Jose Augusto de Oliveira
Supporting Local Farmers to Develop New Markets
Jose Augusto de Oliveira runs his hand over a crack in the wall and sees progress.
The thin fissure on the outside of his house is where his original house ended and his new extension started.
"We invested in the house," he said, running his palm over the powder blue walls and explaining how his life has changed since turning to organic. "We had three rooms and we added one. We also added a service area at the back."
De Oliveira, a humble man with an easy smile, was born and raised here more than 50 years ago, and his son Michael is following in his father's footsteps. The two men have nine hectares of land they work together, as well as producing some milk and cheese from a handful of cows they keep in a nearby shed.

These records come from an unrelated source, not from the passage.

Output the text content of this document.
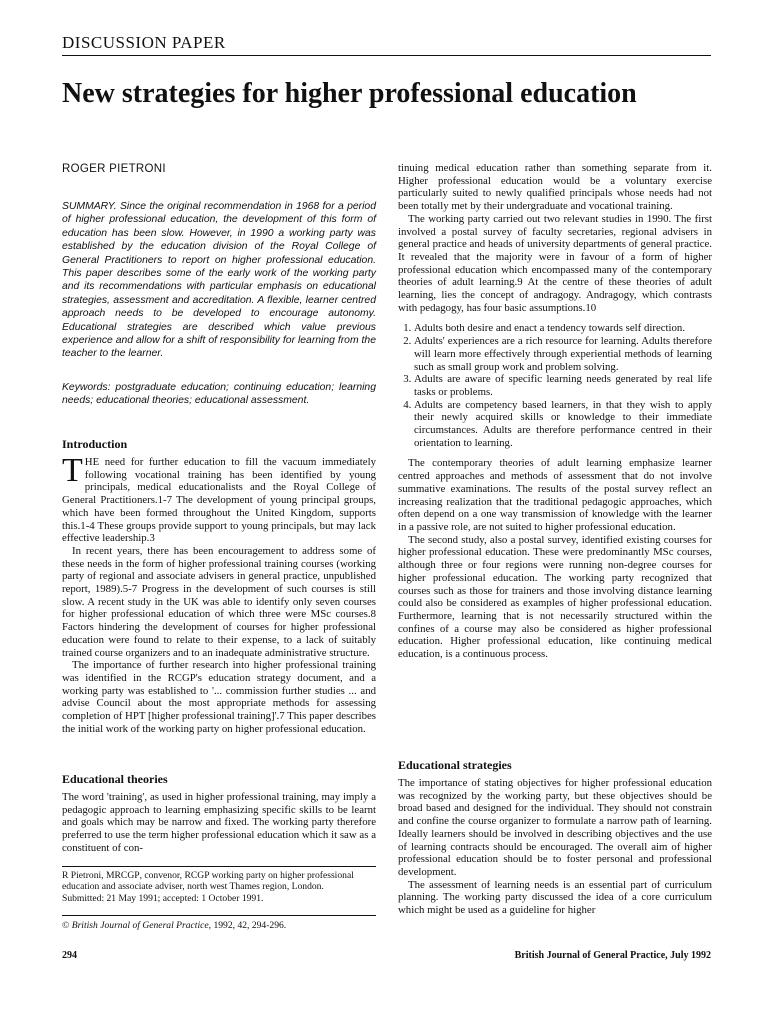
DISCUSSION PAPER
New strategies for higher professional education
ROGER PIETRONI

SUMMARY. Since the original recommendation in 1968 for a period of higher professional education, the development of this form of education has been slow. However, in 1990 a working party was established by the education division of the Royal College of General Practitioners to report on higher professional education. This paper describes some of the early work of the working party and its recommendations with particular emphasis on educational strategies, assessment and accreditation. A flexible, learner centred approach needs to be developed to encourage autonomy. Educational strategies are described which value previous experience and allow for a shift of responsibility for learning from the teacher to the learner.

Keywords: postgraduate education; continuing education; learning needs; educational theories; educational assessment.

Introduction

THE need for further education to fill the vacuum immediately following vocational training has been identified by young principals, medical educationalists and the Royal College of General Practitioners.1-7 The development of young principal groups, which have been formed throughout the United Kingdom, supports this.1-4 These groups provide support to young principals, but may lack effective leadership.3

In recent years, there has been encouragement to address some of these needs in the form of higher professional training courses (working party of regional and associate advisers in general practice, unpublished report, 1989).5-7 Progress in the development of such courses is still slow. A recent study in the UK was able to identify only seven courses for higher professional education of which three were MSc courses.8 Factors hindering the development of courses for higher professional education were found to relate to their expense, to a lack of suitably trained course organizers and to an inadequate administrative structure.

The importance of further research into higher professional training was identified in the RCGP's education strategy document, and a working party was established to '... commission further studies ... and advise Council about the most appropriate methods for assessing completion of HPT [higher professional training]'.7 This paper describes the initial work of the working party on higher professional education.

Educational theories

The word 'training', as used in higher professional training, may imply a pedagogic approach to learning emphasizing specific skills to be learnt and goals which may be narrow and fixed. The working party therefore preferred to use the term higher professional education which it saw as a constituent of con-

R Pietroni, MRCGP, convenor, RCGP working party on higher professional education and associate adviser, north west Thames region, London.

Submitted: 21 May 1991; accepted: 1 October 1991.

© British Journal of General Practice, 1992, 42, 294-296.

tinuing medical education rather than something separate from it. Higher professional education would be a voluntary exercise particularly suited to newly qualified principals whose needs had not been totally met by their undergraduate and vocational training.

The working party carried out two relevant studies in 1990. The first involved a postal survey of faculty secretaries, regional advisers in general practice and heads of university departments of general practice. It revealed that the majority were in favour of a form of higher professional education which encompassed many of the contemporary theories of adult learning.9 At the centre of these theories of adult learning, lies the concept of andragogy. Andragogy, which contrasts with pedagogy, has four basic assumptions.10

1. Adults both desire and enact a tendency towards self direction.
2. Adults' experiences are a rich resource for learning. Adults therefore will learn more effectively through experiential methods of learning such as small group work and problem solving.
3. Adults are aware of specific learning needs generated by real life tasks or problems.
4. Adults are competency based learners, in that they wish to apply their newly acquired skills or knowledge to their immediate circumstances. Adults are therefore performance centred in their orientation to learning.

The contemporary theories of adult learning emphasize learner centred approaches and methods of assessment that do not involve summative examinations. The results of the postal survey reflect an increasing realization that the traditional pedagogic approaches, which often depend on a one way transmission of knowledge with the learner in a passive role, are not suited to higher professional education.

The second study, also a postal survey, identified existing courses for higher professional education. These were predominantly MSc courses, although three or four regions were running non-degree courses for higher professional education. The working party recognized that courses such as those for trainers and those involving distance learning could also be considered as examples of higher professional education. Furthermore, learning that is not necessarily structured within the confines of a course may also be considered as higher professional education. Higher professional education, like continuing medical education, is a continuous process.

Educational strategies

The importance of stating objectives for higher professional education was recognized by the working party, but these objectives should be broad based and designed for the individual. They should not constrain and confine the course organizer to formulate a narrow path of learning. Ideally learners should be involved in describing objectives and the use of learning contracts should be encouraged. The overall aim of higher professional education should be to foster personal and professional development.

The assessment of learning needs is an essential part of curriculum planning. The working party discussed the idea of a core curriculum which might be used as a guideline for higher

294	British Journal of General Practice, July 1992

The money from organic enabled them to buy a tiny, second-hand Fiat for getting about the red, dirt roads and also to make improvements to their drying area, a vital issue for many farmers. Dirt areas hold humidity and make it harder for coffee to dry. De Oliveira laid concrete over a 600m2 area in front of his home.
The space was vital because the family has vastly increased the number of coffee plants it has under cultivation. Today, they have 14,000 plants, up from 500. They increased the number not by buying more land but by spacing the bushes more tightly.
De Oliveira said he struggled to understand the rules on organic production but that once he had, he realised they paid off.
"We need to be more careful about what we put on the plants," he said. "It was a bit of a pain at first but you get used to it. But there's no doubt that it's worth it in the end.
We had talks and meetings at the [UNIPASV] cooperative. As soon as there is a change we are advised. We are always swapping ideas."
One recent problem has been the strength of the Brazilian currency. The real hit a nine-year high against the dollar in 2008, making it harder for Brazilians to compete in export markets.
"The cooperative is trying to get a better price but as the currency has increased in value there's not a lot we can do. It's very difficult for us," he said. "We are focusing on improving quality because we know it will add value."